- Shurab-e Saghir Location within Iran
- Coordinates: 32°29′26″N 50°56′54″E﻿ / ﻿32.49056°N 50.94833°E
- Country: Iran
- Province: Chaharmahal and Bakhtiari
- County: Saman
- District: Central
- Rural District: Saman

Population (2016)
- • Total: 3,294
- Time zone: UTC+3:30 (IRST)

= Shurab-e Saghir =

Village in Chaharmahal and Bakhtiari province, Iran

Shurab-e Saghir (شوراب صغير) (Note: Also romanized as Shoorab Saghir and Shūrāb-e Şaghīr; also known as Shūr Āb) is a village in, and the capital of, Saman Rural District in the Central District of Saman County, Chaharmahal and Bakhtiari province, Iran.

==Demographics==
===Ethnicity===
The village is populated by Turkic people.

===Population===
At the time of the 2006 National Census, the village's population was 2,743 in 694 households, when it was in the former Saman District of Shahrekord County.
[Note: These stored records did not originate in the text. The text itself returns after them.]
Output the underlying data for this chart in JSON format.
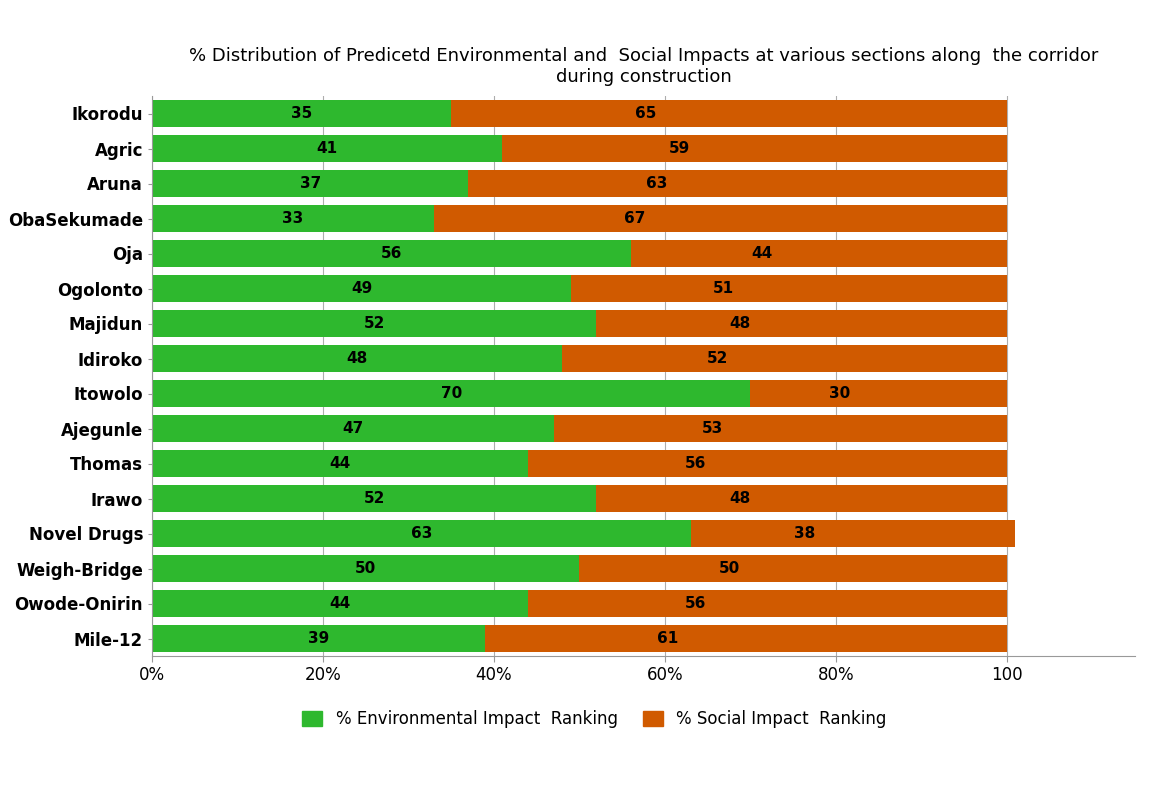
{
  "title_line1": "% Distribution of Predicetd Environmental and  Social Impacts at various sections along  the corridor",
  "title_line2": "during construction",
  "categories": [
    "Ikorodu",
    "Agric",
    "Aruna",
    "ObaSekumade",
    "Oja",
    "Ogolonto",
    "Majidun",
    "Idiroko",
    "Itowolo",
    "Ajegunle",
    "Thomas",
    "Irawo",
    "Novel Drugs",
    "Weigh-Bridge",
    "Owode-Onirin",
    "Mile-12"
  ],
  "environmental": [
    35,
    41,
    37,
    33,
    56,
    49,
    52,
    48,
    70,
    47,
    44,
    52,
    63,
    50,
    44,
    39
  ],
  "social": [
    65,
    59,
    63,
    67,
    44,
    51,
    48,
    52,
    30,
    53,
    56,
    48,
    38,
    50,
    56,
    61
  ],
  "env_color": "#2EB82E",
  "soc_color": "#D05A00",
  "bg_color": "#FFFFFF",
  "title_fontsize": 13,
  "label_fontsize": 12,
  "tick_fontsize": 12,
  "bar_value_fontsize": 11,
  "legend_fontsize": 12,
  "xlabel_ticks": [
    "0%",
    "20%",
    "40%",
    "60%",
    "80%",
    "100"
  ],
  "xlabel_vals": [
    0,
    20,
    40,
    60,
    80,
    100
  ],
  "legend_env": "% Environmental Impact  Ranking",
  "legend_soc": "% Social Impact  Ranking",
  "xlim_max": 115
}
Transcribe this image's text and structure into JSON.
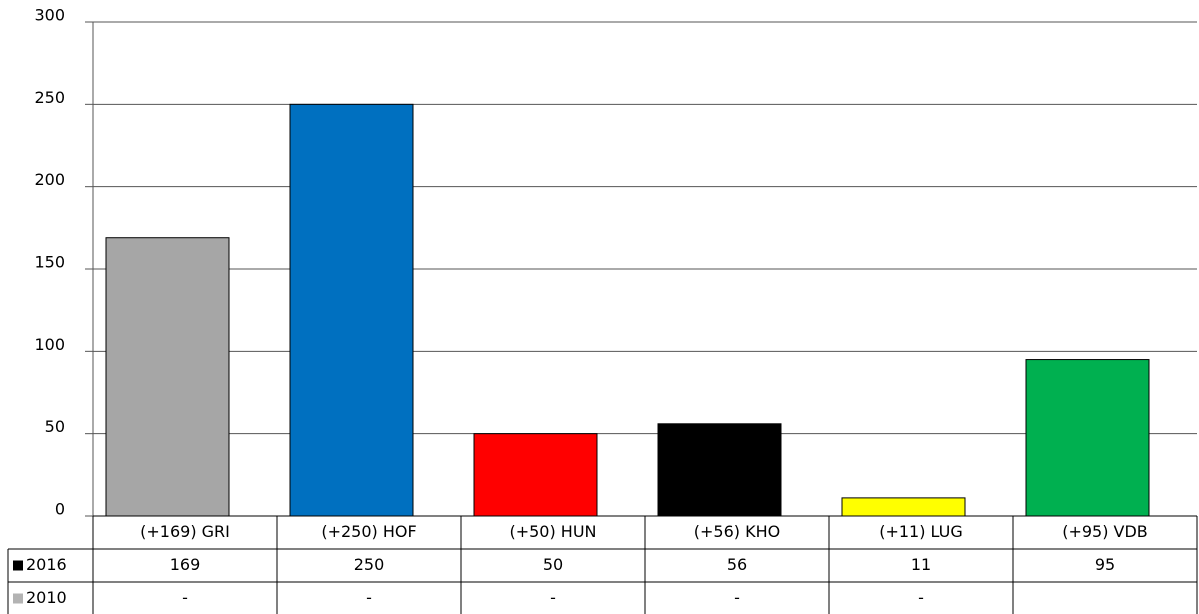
{
  "chart_data": {
    "type": "bar",
    "categories": [
      "(+169) GRI",
      "(+250) HOF",
      "(+50) HUN",
      "(+56) KHO",
      "(+11) LUG",
      "(+95) VDB"
    ],
    "colors": [
      "#a6a6a6",
      "#0070c0",
      "#ff0000",
      "#000000",
      "#ffff00",
      "#00b050"
    ],
    "series": [
      {
        "name": "2016",
        "color": "#000000",
        "values": [
          169,
          250,
          50,
          56,
          11,
          95
        ]
      },
      {
        "name": "2010",
        "color": "#b3b3b3",
        "values": [
          null,
          null,
          null,
          null,
          null,
          null
        ],
        "value_labels": [
          "-",
          "-",
          "-",
          "-",
          "-",
          null
        ]
      }
    ],
    "ylim": [
      0,
      300
    ],
    "yticks": [
      0,
      50,
      100,
      150,
      200,
      250,
      300
    ],
    "grid": true
  }
}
The following census in 2011 counted 2,985 people in 837 households. The 2016 census measured the population of the village as 3,294 people in 1,015 households, by which time the district had been separated from the county in the establishment of Saman County. The rural district was transferred to the new Central District. It was the most populous village in its rural district.